Soltanto lo spazio di un posto macchina, in apparenza lasciato vuoto per caso o per preordinate volontà superiori, separa le vetture, il muso rivolto alla Valle, al magnifico luccichio giallognolo del tufo templare, dove il verde domina e circonda ogni cosa, possibile premonizione di un imminente disfacimento.
Si potrebbe pensare pure a un cordiale riavvicinamento, a una conveniente e pacifica convivenza dettata dalle circostanze, dalla necessità di placare le acque. E sebbene l’Alfa continui ad ostentare il suo lignaggio – la sua arrogante ricerca di consolidamenti – la Centoventiseibianca, umile e sommessa per un prevedibile destino, si garantisce comunque un sufficiente fresco all’ombra del piccolo virgulto che solo le compete. Nel mezzo, involontariamente collocato a proporre intese e mediazioni, io, autista per ogni occasione, controllo gli ingressi, nella solita contenuta attesa di scorgere qualcuno troppo impegnato a consolidarsi nel suo potere lavorativo per concedersi alla trasgressione di un pur minimo, insignificante anticipo.
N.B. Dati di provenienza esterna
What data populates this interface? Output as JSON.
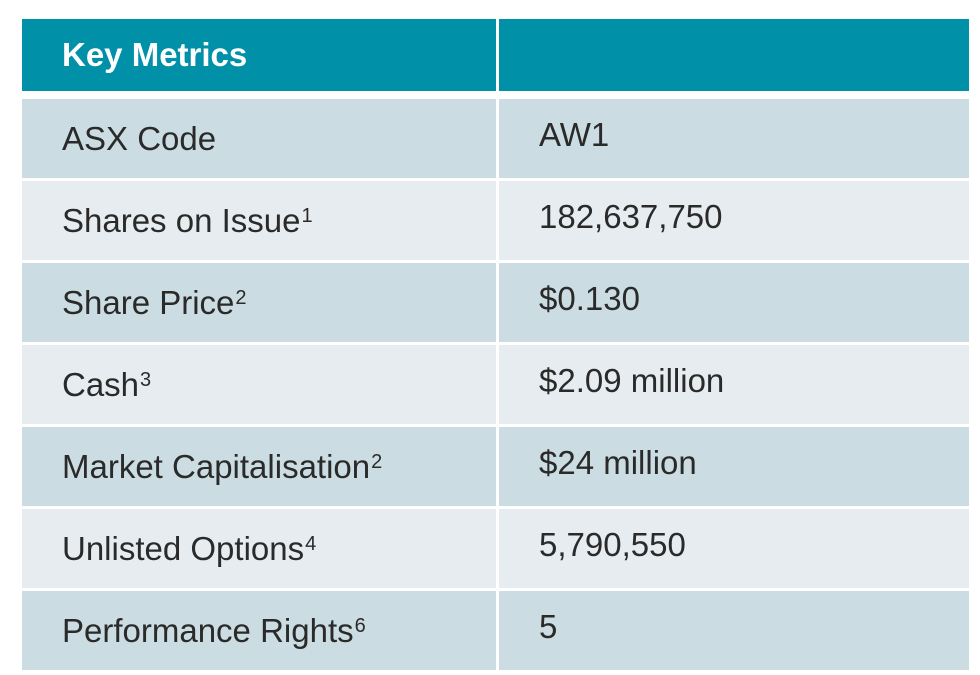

Un vecchietto piegato su se stesso si avvicina e sembra accogliere la mia presenza come un’abituale novità. Uno stupore posticcio, quasi assente, o la sensazione di un individuo perso, senza identità, capelli biancogrigi igienicamente corti, giubbone neropesante a contatto della pelle flaccida e scura inondata di sudore acqueo, pantaloni neropesanti accolgono sulle cosce le frange di un lungo sciallone neropesante che scivola giù dal collo proteso, curioso – una ciabatta di velluto marrone e un mocassino nuovo, anch’esso marrone. Almeno un appaiamento di colore.
Come una curva neropesante, il vecchietto improvviso si incunea tra la Centoventiseibianca e la mia Renòquattrobeigesabbia, scegliendo deliberatamente di scartare il lato sicuramente più agevole dalla parte dell’Alfa. Strattoni, raggiunge finalmente lo specchietto retrovisore esterno della Centoventiseibianca e vi si guarda, accentuando con visibile sofferenza la curvatura della schiena.
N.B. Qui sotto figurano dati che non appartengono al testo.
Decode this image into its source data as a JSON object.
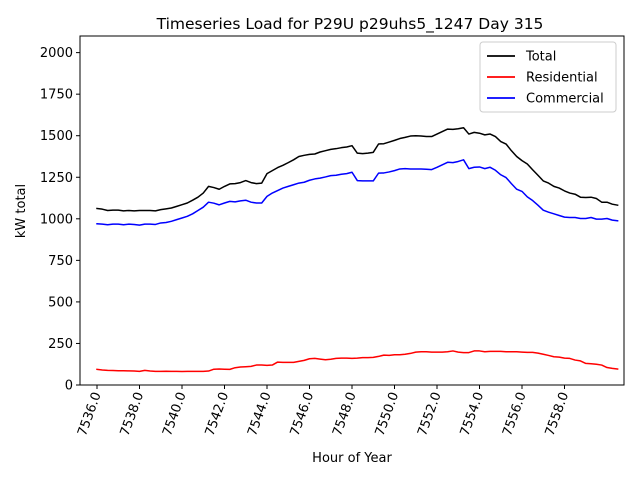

Si coccola, si sorride, perlustra soddisfatto ogni angolo del viso, ogni ruga che pure accarezza delicato con le dita. Poi, difficili sfregamenti come un’abbozzata danza di trionfo lo portano a girarsi su se stesso e ancora a rannicchiarsi, stavolta, verso lo specchietto retrovisore della mia Renòquattrobeigesabbia. Lo stesso rito, la stessa incredibile soddisfazione, ma un sorriso più largo, duraturo, quasi ne avesse tratto maggior conferme. Ignorandomi, farfuglia, si disincastra, si muove ora con libertà, come ubriaco, e mugugna divertito girando intorno alla Centoventiseibianca.
D’un tratto si blocca, s’incupisce, perdendo repentino ogni sua conquistata giovialità, puntando lo sguardo sull’Alfa. I suoi lineamenti, ora, li vedo caricarsi di un terrore esagerato, e di una rabbia furiosa che non gli appartiene. Esita, prima di concedersi quattro passi esatti, misurati, fino a sedersi ai piedi dell’albero da cui parte l’ombra sulla Centoventiseibianca. Fissa gli occhi nella Valle inondata di sole. Nulla. Un dito frenetico nel naso. Ne tira fuori qualcosa che guarda e modella, e che scaglia improvviso contro la luce. Fermo, abbassa il capo zitto. Assolutamente nulla.